Factos provados. Acordo. Confissão. Cheque. Convenção. Título executivo

FACTOS PROVADOS. ACORDO. CONFISSÃO. CHEQUE. CONVENÇÃO. TÍTULO EXECUTIVO
APELAÇÃO Nº
1093/08.8TBTNV-A.C1
Relator: ISAÍAS PÁDUA 
Data do Acordão: 22-03-2011
Tribunal: TORRES NOVAS – 1º JUÍZO
Legislação: ARTºS 356º, Nº 2 DO CC; 46º, Nº 1 E 646º, Nº 4 DO CPC;
Sumário:

  1.  Devem ter-se como não escritas as respostas dadas pelo tribunal sobre factos que se encontrem plenamente provados por acordo ou confissão das partes (artº 646º, nº 4 do CPC).
  2. A confissão judicial pode ser feita espontaneamente nos articulados do processo, segundo as prescrições da lei processual, ou em qualquer outro acto do processo, firmado pela parte pessoalmente ou por procurador especialmente autorizado para o efeito (artº 356º, nº 1 do CC).
  3. As declarações confessórias feitas pelo advogado, oralmente ou por escrito, com simples procuração ad litem não valem como confissão, ficando, porém ressalvada a confissão tácita resultante dos articulados (artºs 38º e 490º, nºs 1 e 2 do CPC) ou a confissão expressa feita nos mesmos termos (artº 567º, nº 2 do CPC).
  4. No campo dos títulos executivos vigora entre nós, como decorre do artº 46º do CPC, o princípio da legalidade, segundo o qual só pode servir de base a um processo de execução documento a que seja legalmente atribuída força executiva.
  5. Os cheques encontram-se entre os documentos (extrajudiciais) a que a lei confere força executiva. Desde logo, na sua função natural de documentos cartulares, ou seja, enquanto títulos de crédito de natureza cambiária, e podendo sê-lo, ainda, em determinadas condições, enquanto documento particular ou quirógrafo (cfr. artº 46º, nº 1, al. c) do CPC).
  6. O contrato ou convenção de cheque traduz-se num acordo através do qual o banco acede, comprometendo-se ao seu pagamento, a que o seu cliente (titular de um direito de crédito sobre a provisão) mobilize os fundos que estão à sua disposição, por meio da emissão de cheques.
  7. Trata-se de um contrato que se caracteriza, além do mais, por ser autónomo (que portanto não se confunde com a relação de provisão, pois pode estabelecer-se esta relação sem que necessariamente se convencione a utilização de cheques), que assenta também nos princípios da boa fé e da tutela da confiança, que se situa dentro do universo dos negócios bancários, que é bilateral ou sinalagmático (por estabelecer um conjunto de direitos e deveres recíprocos para as partes que o outorgam), sendo a sua celebração feita frequentemente de forma tácita, e que se consubstancia mediante a requisição pelo cliente de um ou mais livros de cheques (ou mesmo através de simples cheques avulsos) e com a entrega deles pelo banco (donde, dada a frequente ausência de negociações preliminares, haver também quem o caracterize como sendo um contrato de adesão).
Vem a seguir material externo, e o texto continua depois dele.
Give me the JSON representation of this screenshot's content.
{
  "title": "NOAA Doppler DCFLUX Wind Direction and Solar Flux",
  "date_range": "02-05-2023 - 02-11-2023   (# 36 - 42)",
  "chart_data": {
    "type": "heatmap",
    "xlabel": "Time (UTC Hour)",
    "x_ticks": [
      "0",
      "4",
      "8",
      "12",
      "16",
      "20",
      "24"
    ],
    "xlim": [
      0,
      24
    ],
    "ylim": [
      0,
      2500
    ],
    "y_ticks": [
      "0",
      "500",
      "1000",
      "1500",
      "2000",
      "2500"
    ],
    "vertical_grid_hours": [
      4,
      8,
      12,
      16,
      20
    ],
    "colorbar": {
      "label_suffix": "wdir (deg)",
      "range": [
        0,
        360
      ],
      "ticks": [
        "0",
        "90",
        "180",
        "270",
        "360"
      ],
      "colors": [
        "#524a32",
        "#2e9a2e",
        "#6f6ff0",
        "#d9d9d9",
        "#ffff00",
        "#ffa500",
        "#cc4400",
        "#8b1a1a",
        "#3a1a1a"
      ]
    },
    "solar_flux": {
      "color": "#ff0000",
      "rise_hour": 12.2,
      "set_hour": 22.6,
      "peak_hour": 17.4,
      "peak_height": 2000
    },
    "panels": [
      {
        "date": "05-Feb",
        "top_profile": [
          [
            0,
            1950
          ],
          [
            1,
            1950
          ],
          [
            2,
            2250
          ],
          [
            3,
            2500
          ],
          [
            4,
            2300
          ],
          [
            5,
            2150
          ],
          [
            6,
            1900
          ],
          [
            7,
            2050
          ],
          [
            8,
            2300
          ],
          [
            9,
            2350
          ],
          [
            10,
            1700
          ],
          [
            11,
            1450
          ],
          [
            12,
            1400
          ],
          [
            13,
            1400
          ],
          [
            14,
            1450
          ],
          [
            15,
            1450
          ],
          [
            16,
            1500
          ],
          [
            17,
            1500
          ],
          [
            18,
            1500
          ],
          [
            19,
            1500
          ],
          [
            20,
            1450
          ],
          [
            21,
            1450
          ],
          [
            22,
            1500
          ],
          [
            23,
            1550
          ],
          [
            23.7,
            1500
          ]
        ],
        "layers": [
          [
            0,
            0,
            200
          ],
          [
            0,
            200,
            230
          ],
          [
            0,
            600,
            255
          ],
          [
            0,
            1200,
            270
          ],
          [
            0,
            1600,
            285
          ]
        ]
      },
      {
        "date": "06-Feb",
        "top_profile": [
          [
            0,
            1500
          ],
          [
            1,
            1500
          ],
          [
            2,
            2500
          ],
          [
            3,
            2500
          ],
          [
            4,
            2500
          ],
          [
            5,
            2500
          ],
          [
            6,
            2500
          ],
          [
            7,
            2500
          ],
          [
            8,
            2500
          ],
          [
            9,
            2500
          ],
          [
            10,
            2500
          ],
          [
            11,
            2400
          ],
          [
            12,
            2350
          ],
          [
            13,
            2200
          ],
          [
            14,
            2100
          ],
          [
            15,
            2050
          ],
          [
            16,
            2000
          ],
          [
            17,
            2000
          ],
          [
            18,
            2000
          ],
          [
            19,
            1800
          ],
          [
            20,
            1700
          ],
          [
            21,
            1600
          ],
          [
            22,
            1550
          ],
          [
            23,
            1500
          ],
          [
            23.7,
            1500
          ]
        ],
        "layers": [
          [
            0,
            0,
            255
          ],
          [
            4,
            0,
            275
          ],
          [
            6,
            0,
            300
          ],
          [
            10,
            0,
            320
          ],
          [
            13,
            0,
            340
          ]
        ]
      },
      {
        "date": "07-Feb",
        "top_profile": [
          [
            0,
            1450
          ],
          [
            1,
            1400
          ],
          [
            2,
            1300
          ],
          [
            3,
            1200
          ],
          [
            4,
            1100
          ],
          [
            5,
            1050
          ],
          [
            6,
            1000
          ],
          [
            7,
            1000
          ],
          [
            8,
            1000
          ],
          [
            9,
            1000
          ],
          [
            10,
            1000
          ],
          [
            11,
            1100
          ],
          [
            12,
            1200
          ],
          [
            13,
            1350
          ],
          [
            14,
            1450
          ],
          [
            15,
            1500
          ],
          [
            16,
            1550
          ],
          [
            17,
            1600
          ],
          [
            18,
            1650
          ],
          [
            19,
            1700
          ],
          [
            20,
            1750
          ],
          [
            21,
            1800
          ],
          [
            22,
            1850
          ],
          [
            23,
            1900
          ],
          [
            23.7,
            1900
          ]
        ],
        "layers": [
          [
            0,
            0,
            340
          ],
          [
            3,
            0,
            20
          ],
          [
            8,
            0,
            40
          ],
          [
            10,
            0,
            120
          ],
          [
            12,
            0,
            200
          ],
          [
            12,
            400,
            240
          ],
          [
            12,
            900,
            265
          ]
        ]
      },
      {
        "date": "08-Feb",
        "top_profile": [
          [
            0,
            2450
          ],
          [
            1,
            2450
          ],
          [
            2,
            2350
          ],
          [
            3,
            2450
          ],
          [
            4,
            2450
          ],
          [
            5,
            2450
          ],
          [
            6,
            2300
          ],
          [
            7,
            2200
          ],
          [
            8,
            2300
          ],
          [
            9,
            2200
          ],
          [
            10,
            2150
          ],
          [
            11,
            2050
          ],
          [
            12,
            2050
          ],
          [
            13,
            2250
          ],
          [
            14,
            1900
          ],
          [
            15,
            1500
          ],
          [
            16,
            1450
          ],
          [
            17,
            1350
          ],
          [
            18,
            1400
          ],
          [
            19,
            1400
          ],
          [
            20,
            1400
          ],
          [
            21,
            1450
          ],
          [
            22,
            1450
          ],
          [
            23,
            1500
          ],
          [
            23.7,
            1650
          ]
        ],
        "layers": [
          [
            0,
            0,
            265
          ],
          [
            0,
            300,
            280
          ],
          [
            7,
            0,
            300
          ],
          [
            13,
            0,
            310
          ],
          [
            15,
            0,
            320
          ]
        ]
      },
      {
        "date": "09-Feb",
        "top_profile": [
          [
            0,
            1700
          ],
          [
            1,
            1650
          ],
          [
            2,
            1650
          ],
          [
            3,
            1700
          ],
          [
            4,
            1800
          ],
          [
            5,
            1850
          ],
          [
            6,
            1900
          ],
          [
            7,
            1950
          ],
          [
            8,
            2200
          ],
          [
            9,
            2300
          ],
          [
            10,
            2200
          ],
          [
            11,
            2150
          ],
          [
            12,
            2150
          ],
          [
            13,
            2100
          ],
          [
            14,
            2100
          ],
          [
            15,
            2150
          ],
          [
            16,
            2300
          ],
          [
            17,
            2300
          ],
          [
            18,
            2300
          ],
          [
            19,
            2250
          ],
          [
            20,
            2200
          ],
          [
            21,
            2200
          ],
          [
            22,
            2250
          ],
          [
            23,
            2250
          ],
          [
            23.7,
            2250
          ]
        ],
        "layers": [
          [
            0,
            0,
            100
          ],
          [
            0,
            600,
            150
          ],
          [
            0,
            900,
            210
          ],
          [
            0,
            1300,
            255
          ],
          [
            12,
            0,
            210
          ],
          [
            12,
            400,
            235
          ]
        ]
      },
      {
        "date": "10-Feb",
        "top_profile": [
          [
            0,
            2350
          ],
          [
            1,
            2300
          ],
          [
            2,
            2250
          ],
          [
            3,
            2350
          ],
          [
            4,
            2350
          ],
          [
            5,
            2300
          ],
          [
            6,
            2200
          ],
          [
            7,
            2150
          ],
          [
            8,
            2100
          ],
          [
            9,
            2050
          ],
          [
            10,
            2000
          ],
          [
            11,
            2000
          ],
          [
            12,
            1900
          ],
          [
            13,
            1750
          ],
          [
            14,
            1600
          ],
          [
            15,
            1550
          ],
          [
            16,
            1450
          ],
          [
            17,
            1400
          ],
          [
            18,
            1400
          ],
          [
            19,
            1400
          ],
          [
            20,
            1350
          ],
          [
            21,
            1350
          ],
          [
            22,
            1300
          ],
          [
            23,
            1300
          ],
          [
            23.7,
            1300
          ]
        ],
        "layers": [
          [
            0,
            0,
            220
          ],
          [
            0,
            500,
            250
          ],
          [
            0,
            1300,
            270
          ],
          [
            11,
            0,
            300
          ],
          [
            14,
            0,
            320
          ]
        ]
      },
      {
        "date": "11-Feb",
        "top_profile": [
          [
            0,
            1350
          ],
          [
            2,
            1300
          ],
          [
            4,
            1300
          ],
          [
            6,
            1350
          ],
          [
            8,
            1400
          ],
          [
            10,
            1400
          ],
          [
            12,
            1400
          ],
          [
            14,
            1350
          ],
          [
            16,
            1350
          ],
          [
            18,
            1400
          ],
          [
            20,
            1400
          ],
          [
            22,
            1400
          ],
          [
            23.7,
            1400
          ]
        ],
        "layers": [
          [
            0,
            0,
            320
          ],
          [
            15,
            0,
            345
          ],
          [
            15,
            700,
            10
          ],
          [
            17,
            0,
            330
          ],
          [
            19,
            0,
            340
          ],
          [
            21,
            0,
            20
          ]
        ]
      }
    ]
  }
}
  8. Como se infere do disposto no artº 13º da LUC, e naquilo constitui entendimento pacífico, um cheque incompleto por falta de data do saque não deixa então de ser válido já que a lei permite que possa completado até do dia da sua apresentação a pagamento.
  9. O que significa que a falta de data da emissão de cheque só se torna relevante se ela continuar em branco ou preencher na altura da sua apresentação a pagamento no banco sacado, ou então se o seu subscritor/emitente demonstrar que a referida data nela aposta contraria os acordos antes afirmados a esse respeito.
  10. Cessada a convenção de cheque, o banco fica, em princípio, desvinculado do dever de pagar os cheques que tenham sido entretanto emitidos com base nela, porém, tal não afecta ou prejudica a validade intrínseca desses próprios cheques, tal como resulta do disposto na parte final do acima citado artigo 3º da LUC.